Mendamba Wali Kota Peduli Literasi


Oleh Zulfikar Hafid*

Haruki Murakami dalam novelnya yang berjudul “Kafka On The Shore” mengisahkan seorang remaja yang melarikan diri dari rumahnya dengan nama samaran Kafka Takamura. Hal keren dari kisah itu, menurut saya, bukanlah Kafka yang sudah serius minggat dari rumah di usianya yang baru 15 tahun. Hal kerennya adalah Kafka kabur dari rumah dan memilih mengasingkan diri di perpustakaan-perpustakaan kecil di wilayah pinggiran atau terpencil Jepang, latar tempat kisah tersebut. Lari dan menghabiskan waktunya di perpustakaan.

Hal yang saya garis bawahi dari kisah keren tersebut adalah ternyata di Jepang, setiap daerah, termasuk daerah pinggiran yang terpencil, ada perpustakaan. Murakami mengisahkan, sebelum Kafka memutuskan untuk tinggal lama di perpustakaan daerah Nakano, ia mengunjungi beberapa perpustakaan lainnya yang juga terletak di desa terpencil.  Hal yang tidak kalah keren, perpusatakaan tersebut diurus dengan baik dengan koleksi buku yang juga tergolong baik. Tapi, apa itu hanya rekaan fiksi Murakami? Nyatanya tidak!

Berdasar laporan seorang dosen, Masunardi dalam tulisannya di laman Kompasiana, di Utsunomiya-shi, sebuah kota-kabupaten di Tochigi, terdapat lima perpustakaan daerah yang letaknya di beberapa kecamatan yang berbeda. Bahkan, katanya, perpustakaan tersebut juga sudah terintegrasi secara daring (online). Keren! Perpustakaan tersebut secara sistem dan administrasi juga terpadu dengan kantor pemerintahan Utsunomiya-shi. Patut membuat iri!

Baiklah, kita hanya bisa menelan ludah atas kenyataan bahwa negeri dan kota Makassar yang berdengung sebagai kota dunia ini tidak semaju Jepang. Akan tetapi, jika kita terus hanya menelan ludah tanpa berikhtiar keras untuk mengubah keadaan ini, sampai kapan kita terus tertinggal? Padahal, ini teramat penting. Jauh lebih penting daripada berapa banyak lampu hias warna-warni yang terpasang di sepanjang jalan kota.

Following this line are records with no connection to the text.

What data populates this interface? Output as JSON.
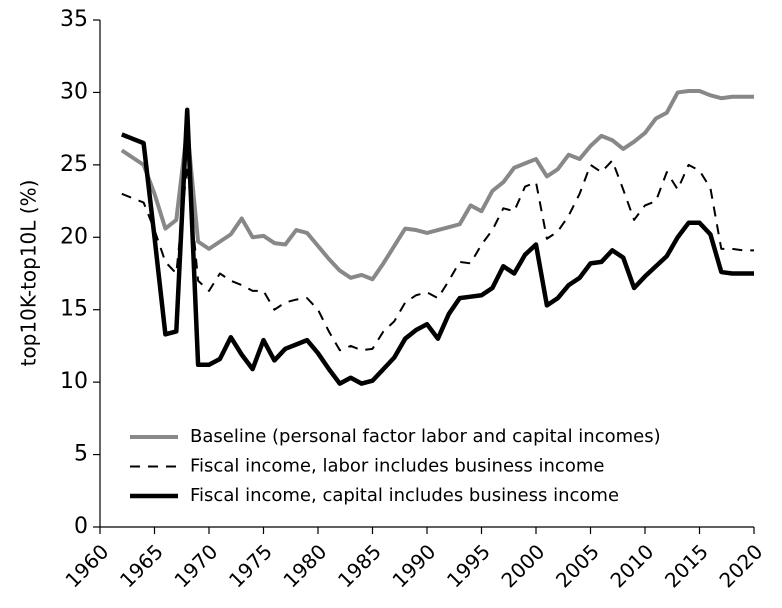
{
  "chart_data": {
    "type": "line",
    "y_label": "top10K-top10L (%)",
    "x": [
      1962,
      1963,
      1964,
      1965,
      1966,
      1967,
      1968,
      1969,
      1970,
      1971,
      1972,
      1973,
      1974,
      1975,
      1976,
      1977,
      1978,
      1979,
      1980,
      1981,
      1982,
      1983,
      1984,
      1985,
      1986,
      1987,
      1988,
      1989,
      1990,
      1991,
      1992,
      1993,
      1994,
      1995,
      1996,
      1997,
      1998,
      1999,
      2000,
      2001,
      2002,
      2003,
      2004,
      2005,
      2006,
      2007,
      2008,
      2009,
      2010,
      2011,
      2012,
      2013,
      2014,
      2015,
      2016,
      2017,
      2018,
      2019,
      2020
    ],
    "series": [
      {
        "name": "Baseline (personal factor labor and capital incomes)",
        "color": "#888888",
        "dash": "solid",
        "width": 4,
        "values": [
          26.0,
          25.5,
          25.0,
          23.0,
          20.6,
          21.2,
          27.5,
          19.7,
          19.2,
          19.7,
          20.2,
          21.3,
          20.0,
          20.1,
          19.6,
          19.5,
          20.5,
          20.3,
          19.4,
          18.5,
          17.7,
          17.2,
          17.4,
          17.1,
          18.2,
          19.4,
          20.6,
          20.5,
          20.3,
          20.5,
          20.7,
          20.9,
          22.2,
          21.8,
          23.2,
          23.8,
          24.8,
          25.1,
          25.4,
          24.2,
          24.7,
          25.7,
          25.4,
          26.3,
          27.0,
          26.7,
          26.1,
          26.6,
          27.2,
          28.2,
          28.6,
          30.0,
          30.1,
          30.1,
          29.8,
          29.6,
          29.7,
          29.7,
          29.7
        ]
      },
      {
        "name": "Fiscal income, labor includes business income",
        "color": "#000000",
        "dash": "dashed",
        "width": 2,
        "values": [
          23.0,
          22.7,
          22.4,
          20.5,
          18.3,
          17.5,
          25.0,
          17.0,
          16.3,
          17.5,
          17.0,
          16.7,
          16.3,
          16.3,
          15.0,
          15.5,
          15.7,
          15.8,
          15.0,
          13.5,
          12.2,
          12.5,
          12.2,
          12.3,
          13.5,
          14.2,
          15.5,
          16.0,
          16.2,
          15.8,
          17.0,
          18.3,
          18.2,
          19.5,
          20.5,
          22.0,
          21.8,
          23.5,
          23.8,
          19.9,
          20.4,
          21.5,
          23.0,
          25.0,
          24.5,
          25.3,
          23.3,
          21.2,
          22.2,
          22.5,
          24.5,
          23.3,
          25.0,
          24.6,
          23.4,
          19.2,
          19.2,
          19.1,
          19.1
        ]
      },
      {
        "name": "Fiscal income, capital includes business income",
        "color": "#000000",
        "dash": "solid",
        "width": 4.5,
        "values": [
          27.1,
          26.8,
          26.5,
          20.0,
          13.3,
          13.5,
          28.8,
          11.2,
          11.2,
          11.6,
          13.1,
          11.9,
          10.9,
          12.9,
          11.5,
          12.3,
          12.6,
          12.9,
          12.0,
          10.9,
          9.9,
          10.3,
          9.9,
          10.1,
          10.9,
          11.7,
          13.0,
          13.6,
          14.0,
          13.0,
          14.7,
          15.8,
          15.9,
          16.0,
          16.5,
          18.0,
          17.5,
          18.8,
          19.5,
          15.3,
          15.8,
          16.7,
          17.2,
          18.2,
          18.3,
          19.1,
          18.6,
          16.5,
          17.3,
          18.0,
          18.7,
          20.0,
          21.0,
          21.0,
          20.2,
          17.6,
          17.5,
          17.5,
          17.5
        ]
      }
    ],
    "xlim": [
      1960,
      2020
    ],
    "xticks": [
      1960,
      1965,
      1970,
      1975,
      1980,
      1985,
      1990,
      1995,
      2000,
      2005,
      2010,
      2015,
      2020
    ],
    "ylim": [
      0,
      35
    ],
    "yticks": [
      0,
      5,
      10,
      15,
      20,
      25,
      30,
      35
    ],
    "legend": "lower-left"
  }
}
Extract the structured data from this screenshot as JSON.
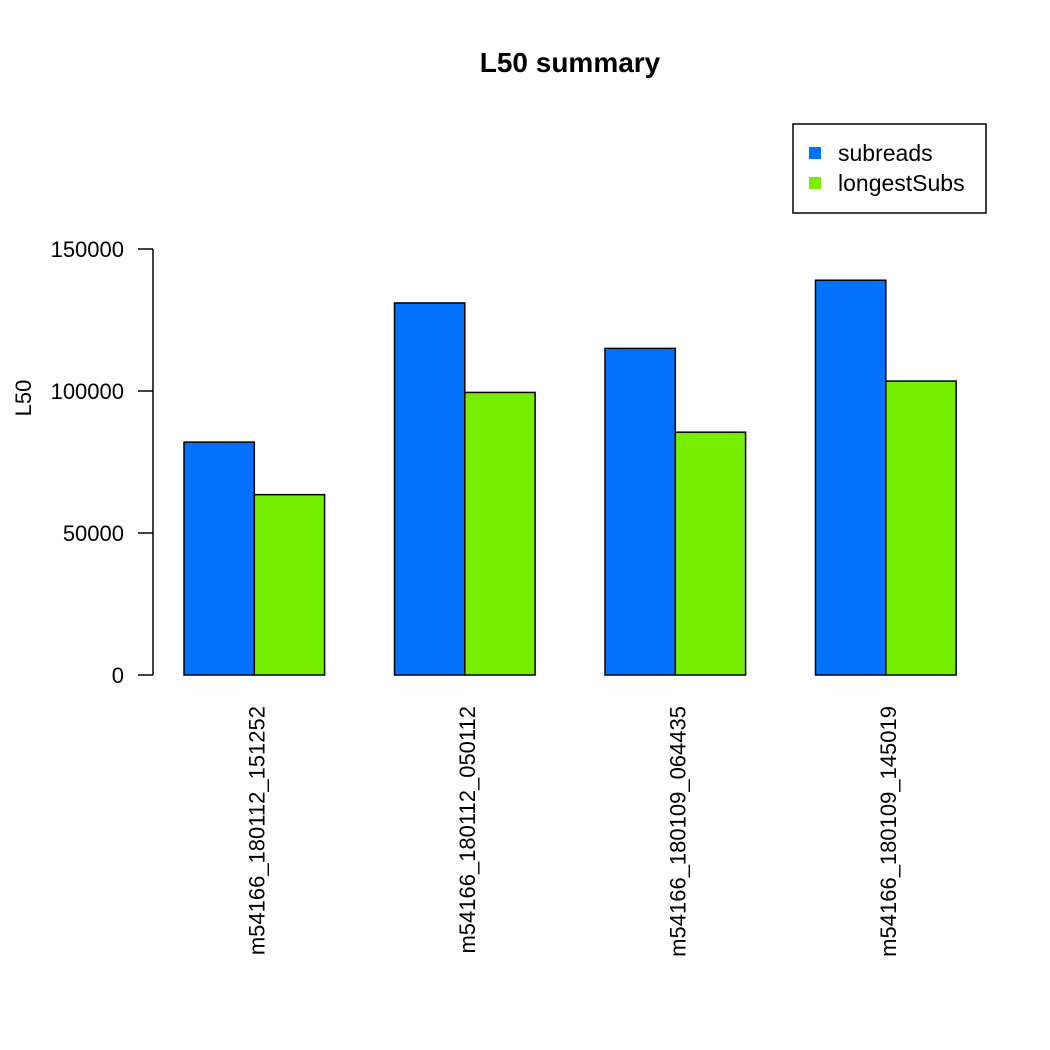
{
  "chart_data": {
    "type": "bar",
    "title": "L50 summary",
    "xlabel": "",
    "ylabel": "L50",
    "ylim": [
      0,
      150000
    ],
    "yticks": [
      0,
      50000,
      100000,
      150000
    ],
    "categories": [
      "m54166_180112_151252",
      "m54166_180112_050112",
      "m54166_180109_064435",
      "m54166_180109_145019"
    ],
    "series": [
      {
        "name": "subreads",
        "color": "#0373ff",
        "values": [
          82000,
          131000,
          115000,
          139000
        ]
      },
      {
        "name": "longestSubs",
        "color": "#76ee00",
        "values": [
          63500,
          99500,
          85500,
          103500
        ]
      }
    ],
    "legend": {
      "position": "top-right"
    },
    "grid": false
  }
}
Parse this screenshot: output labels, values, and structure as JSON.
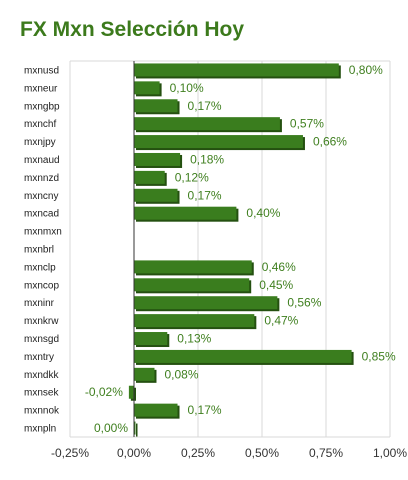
{
  "chart_data": {
    "type": "bar",
    "orientation": "horizontal",
    "title": "FX Mxn Selección Hoy",
    "categories": [
      "mxnusd",
      "mxneur",
      "mxngbp",
      "mxnchf",
      "mxnjpy",
      "mxnaud",
      "mxnnzd",
      "mxncny",
      "mxncad",
      "mxnmxn",
      "mxnbrl",
      "mxnclp",
      "mxncop",
      "mxninr",
      "mxnkrw",
      "mxnsgd",
      "mxntry",
      "mxndkk",
      "mxnsek",
      "mxnnok",
      "mxnpln"
    ],
    "values": [
      0.8,
      0.1,
      0.17,
      0.57,
      0.66,
      0.18,
      0.12,
      0.17,
      0.4,
      null,
      null,
      0.46,
      0.45,
      0.56,
      0.47,
      0.13,
      0.85,
      0.08,
      -0.02,
      0.17,
      0.0
    ],
    "value_labels": [
      "0,80%",
      "0,10%",
      "0,17%",
      "0,57%",
      "0,66%",
      "0,18%",
      "0,12%",
      "0,17%",
      "0,40%",
      "",
      "",
      "0,46%",
      "0,45%",
      "0,56%",
      "0,47%",
      "0,13%",
      "0,85%",
      "0,08%",
      "-0,02%",
      "0,17%",
      "0,00%"
    ],
    "xlim": [
      -0.25,
      1.0
    ],
    "ticks": [
      -0.25,
      0.0,
      0.25,
      0.5,
      0.75,
      1.0
    ],
    "tick_labels": [
      "-0,25%",
      "0,00%",
      "0,25%",
      "0,50%",
      "0,75%",
      "1,00%"
    ],
    "grid": true,
    "legend": "none",
    "colors": {
      "bar": "#3a7d1e",
      "bar_side": "#245010",
      "title": "#3c7a1c",
      "label": "#3f7f1f",
      "grid": "#d9d9d9",
      "axis": "#333333"
    }
  }
}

Mirisnya, ketika kita meninjau perpustakaan kota yang dikelola oleh Pemerintah Kota Makassar, tidak ubahnya sebuah museum. Ya, perpustakaan rasa museum! Ini karena buku-bukunya yang tua. Ini tidak berarti menafikkan buku tua sebagai sumber ilmu pengetahuan, akan tetapi sebagai manusia biasa yang normal, tentu mendamba hal baru. Terlebih dalam hal buku, manusia biasa yang menyadari pentingnya mengakses buku, tentu menginginkan informasi baru dan karya terbaru.  Sementara, di Perpustakaan Kota Makassar, koleksi buku baru dan yang terbaru, bukannya tidak ada,  minim sekali jumlahnya.

Keberadaan perpustakaan kota ini harus menjadi salah satu perhatian utama Pemerintah Kota Makassar. Sungguh, yang dimaksud di sini, tidak sekadar eksistensi bangunan fisik. Ini bukan perihal sekadar bangunan (dengan desain) baru, melainkan juga kualtas perpustakaan tersebut dari segi koleksi buku. Karena itu, program terkait vitalisasi perpustakaan ini niscaya.

Program Pemerintah Kota Makassar kepemimpinan Wali Kota Makassar Danny Pomanto yang membangun perpustakaan-kafe di setiap sekolah (saat ini sedang berjalan) sudah bagus. Demikian pula dengan pelaksanaan Makassar Literasi Award yang dilaksanakan pada tahun 2017 lalu, yang merangsang tumbuhnya daya literasi di Kota Makassar.  Hanya saja, dengan fakta perpustakaan kota tersebut, keberadaan perpustakaan ini juga urgen sebagai dasar literasi.

Demi pembangunan peradaban maju dan sumber daya manusia unggul di Kota Makassar, perpustakaan seharusnya menjadi  mutlak. Ini tugas mahapenting bagi kepemimpinan Wali Kota Makassar selanjutnya. Jika di program atau visi-misi para kandidat wali kota belum mencantumkan program literasi ini, kiranya belum terlambat untuk memprogramkannya. Ini, salah satunya, karena perpustakaan kota sebenarnya merupakan cerminan habitus literasi masyarakatnya. Sementara, peradaban yang daya literasinya rendah bukanlah peradaban yang berkualitas.

Untuk pengadaan perpustakaan berkualitas, sekali lagi berkualitas bukan alakadarnya dan seadanaya, di setiap kecamatan se-Kota Makassar, bukanlah hal yang muluk-muluk dan mustahil. Untuk pengelolaan, komunitas yang ebanr-benar peduli literasi yang saat ini marak, bisa dijadikan mitra. Bukankah sinergitas seperti ini juga mutlak bagi seorang pemimpin dan masyarakatnya, bukan hubungan bos-bawahan? Maka, sejkali lagi, poin pentingnya adalah Pemerintah Kota Makassar harus meningkat kualitas (vitalisasi) Perpustakaan Kota Makassar, membangun perpustakaan di setiap kecamatan dan menyinergikan pengelolaannya dengan komunitas literasi.  Kami mendamba wali kota yang peduli literasi!